In the United States during the fall of 2011, a group of Republican candidates for President traveled from city to city, holding televised “debates” before enthusiastically Republican audiences. When one candidate was asked whether an ill person without health insurance should be allowed to die, people in the audience responded with scattered shouts of “Yeah!” The shouts weren’t at all scattered when a gay soldier spoke; that time the audience bellowed its loud and all but unanimous boos. The boos turned to high-volume cheers when anybody spoke the word “execution.” And as to the problem of immigration from Mexico — the more murderous a candidate’s suggestion in the way of high-voltage electric fences along the border, the more frenzied was the noise from the plush seats.
In Texas, the noise evoked a quiet response: a Mexican-American talk show host cut his Republican party card in half and posted a picture online. Reporting the cut, however, the Hispanic blog “¡Somos Republicans!” went noisy. It explained, “The Republican Party lost a long life [sic] Republican, who is a Texas Latino GOP leader due to the continued betrayal of the Republican Party.”
Well, I did take that sentence to class to do the English-teacher thing and talk about listening to the words. Oh yes: please listen, then please indicate the pause that wants to be heard before the phrase “due to.” Better still, eliminate “due to.” Best of all, rearrange the whole sentence into something like, “Because of its continued betrayals, the Republican Party lost a lifelong Republican, the Texas Latino GOP leader Lauro Garza.” That version says more and says it more clearly, and it’s four words shorter too. But it’s also educational about words, and as such it misses the point of what it is to be a Republican. That point has nothing to do with words.
You can see this in a tellingly imperative word a few sentences farther down the page. Bellows the blog: “FOR THE CRITICS: Lauro is a long life [sic, again] Republican, staunch advocate of 2nd amendment rights and hunts religiously.” For Lauro, apparently, killing animals is in the first instance neither an economic necessity nor even a pleasure. It’s an act of obedience to duty, the noun that Wordsworth called “Stern Daughter of the Voice of God.” Connected with the noun “duty” by the adverb “religiously,” the verb “hunts” enters the special thought-lexicon of prayer, perhaps as prayer is defined by George Herbert: “something understood.” For the blogger who interprets Lauro’s trigger-words, to hunt is to go after God, for whatever purpose. Think of Ahab and Starbuck changing places.
In the same month that Lauro was wielding his scissors in Texas, Kurt Cardinal Koch, the head of the Vatican’s Commission for Religious Relations with Jews, was going after God in New Jersey with a different implement.

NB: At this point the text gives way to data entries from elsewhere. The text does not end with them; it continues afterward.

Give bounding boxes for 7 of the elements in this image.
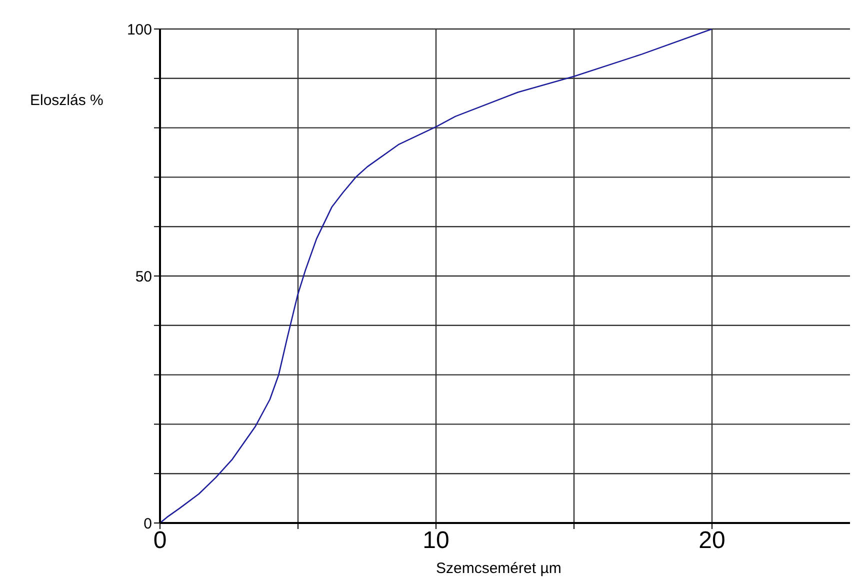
x-tick-label: 20 xyxy=(698,527,726,554)
x-tick-label: 10 xyxy=(422,527,450,554)
y-tick-label: 100 xyxy=(126,21,152,38)
x-axis-title: Szemcseméret µm xyxy=(436,560,562,577)
y-tick-label: 50 xyxy=(135,268,152,286)
y-axis-title: Eloszlás % xyxy=(30,92,104,109)
y-tick-label: 0 xyxy=(144,515,152,532)
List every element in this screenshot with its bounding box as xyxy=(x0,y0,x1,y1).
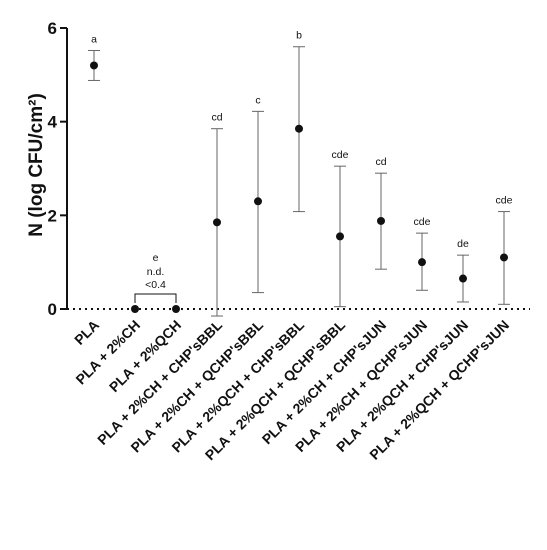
data-point xyxy=(500,253,508,262)
data-points xyxy=(90,61,508,313)
data-point xyxy=(336,232,344,241)
significance-letter: b xyxy=(296,30,302,42)
significance-letter: cd xyxy=(211,112,222,124)
y-axis: 0 2 4 6 xyxy=(48,19,68,319)
not-detected-annotation: n.d. <0.4 xyxy=(134,266,177,303)
data-point xyxy=(172,305,180,313)
significance-letter: c xyxy=(255,94,260,106)
data-point xyxy=(459,274,467,283)
data-point xyxy=(295,124,303,133)
data-point xyxy=(377,216,385,225)
significance-letter: cde xyxy=(414,216,431,228)
data-point xyxy=(90,61,98,70)
category-label: PLA + 2%QCH xyxy=(106,317,184,395)
significance-letters: a cd c b cde cd cde de cde e xyxy=(91,30,513,264)
data-point xyxy=(418,258,426,267)
y-tick-label: 2 xyxy=(48,206,57,225)
significance-letter: cde xyxy=(496,195,513,207)
y-tick-label: 4 xyxy=(48,113,58,132)
significance-letter: e xyxy=(153,252,159,264)
nd-bracket xyxy=(134,293,177,303)
y-axis-label: N (log CFU/cm²) xyxy=(26,93,47,237)
category-label: PLA xyxy=(71,317,102,348)
significance-letter: cde xyxy=(332,149,349,161)
data-point xyxy=(213,218,221,227)
data-point xyxy=(131,305,139,313)
data-point xyxy=(254,197,262,206)
nd-label: n.d. xyxy=(147,266,165,278)
y-tick-label: 6 xyxy=(48,19,57,38)
y-tick-label: 0 xyxy=(48,300,57,319)
nd-limit-label: <0.4 xyxy=(145,279,166,291)
significance-letter: a xyxy=(91,33,97,45)
significance-letter: de xyxy=(457,238,469,250)
significance-letter: cd xyxy=(375,156,386,168)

A Jewish newspaper reported:
This past July, [Cardinal Koch] came into conflict with Rome’s chief rabbi, Riccardo Di Segni, when he wrote in the Vatican newspaper, L’Osservatore Romano, that the cross is “the permanent and universal Yom Kippur” and a symbol of reconciliation.
Di Segni responded in a subsequent edition of L’Osservatore Romano, “If the terms of the discussion are those of pointing Jews to the way of the cross, it is not clear why there should be dialogue.” . . .
When Koch was asked [in October] about his statement regarding the cross as the eternal Yom Kippur and the cross’s connotation to Jews as a symbol of persecution, he said, “I know the history what Christianity have made with the cross and I think that it is our duty to show that the cross isn’t a motive for hate. In the Christian view the cross is an invitation of reconciliation and I can’t understand because Jews can’t be content with this invitation.”
In a 1927 photograph from Life magazine’s online archive, Archbishop Eugenio Pacelli, Nuncio to Germany and the future Pope Pius XII, sweeps out of the palace of President Hindenburg and descends a short flight of stairs to his waiting limousine. His driver is saluting, as are President Hindenburg’s two rifleman sentries. Since approximately 1933, the silhouette of the riflemen’s helmets has borne an unfortunate connotation in the archive. But what the image preserves is a pre-archival instant in 1927, and within that instant the archbishop’s own silhouette has been fixed pre-archivally for all time, suspended for a fraction of a second just as it became a sign. Within the silent picture, for a fraction of a second of 1927’s time, it was as if a word had been spoken. As the archbishop stepped off the last riser into air, his foot passed under his cape and became invisible. There in his image, then and now, the archbishop has stepped and is stepping into ascending flight, forever. When he hunts his prey, he will leave a wake through heaven.
Click to enlarge.
As to the mice in the shrubbery at the moment of the Nuncio’s ascent, they never were archived. The camera didn’t understand that they were present. They were only there to die anyway.